By Chick Moorman
My daughter Jenny's right leg swung forward with equal amounts of force and precision. Her foot connected squarely with the soccer ball and sent it on an arching path over the goalie's head, under the crossbar, and into the net. The goal, her first in 43 American Youth Soccer Organization games, was greeted with the traditional back-slaps, high fives, and wide grins.
The spontaneous 90-second celebration that followed Jenny's first goal was warm, genuine, and esteem-enhancing. It recognized her individual accomplishment as well as the total team effort. But more importantly for us, it served as a signal to activate one of our favorite family rituals, for Jenny had just achieved a First.
Firsts: This term has special meaning in our family and is cause for celebration. Firsts are defined as any event, success, or goal achievement that occurs for the first time. These Firsts are benchmarks in our lives that signal an active participation in life and a willingness to take risks. They are visible reminders of our growth. As such, they deserve special recognition. Some Firsts we have recognized include: Randy pitching a shut-out; Matt learning how to read; me publishing the "Our Classroom" book; Jenny getting on the honor roll; me doing a workshop for teachers in a foreign country; and Matt learning to ride his bike.
Our celebration of each First is done on purpose, with a specific format, for a specific reason. We showcase Firsts by going out to dinner together. The individual who achieves the First becomes the focus person. He or she chooses both the time and place for the celebration.

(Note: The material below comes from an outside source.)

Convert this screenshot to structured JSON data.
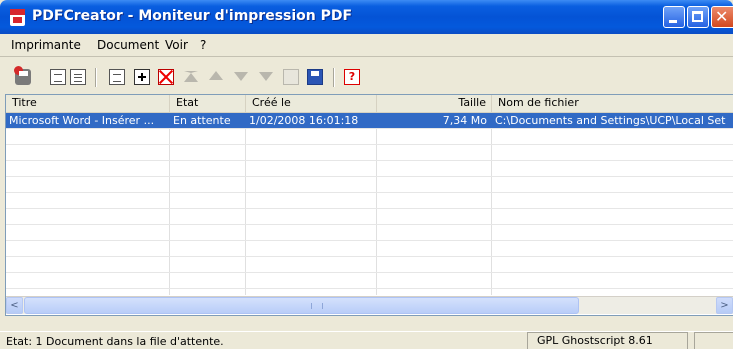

At the appointed time we come together as a family to share a meal, acknowledge the individual, and practice our collective caring. The focus person takes the spotlight and tells about his special moment, communicating feelings, reactions, impressions, or any new goals he or she has set. The rest of the family listens without interrupting the narrative.
When the focus person has finished sharing, the rest of us participate by telling what we liked about either the First or the reaction of the person who produced it. Informal conversation follows until the conclusion of our celebration.
Celebrating firsts help us achieve two important goals simultaneously. The activity allows us to connect as a family as well as celebrate the uniqueness of the person being honored. I hope you will steal this idea and use it with your family, but remember, we did it first.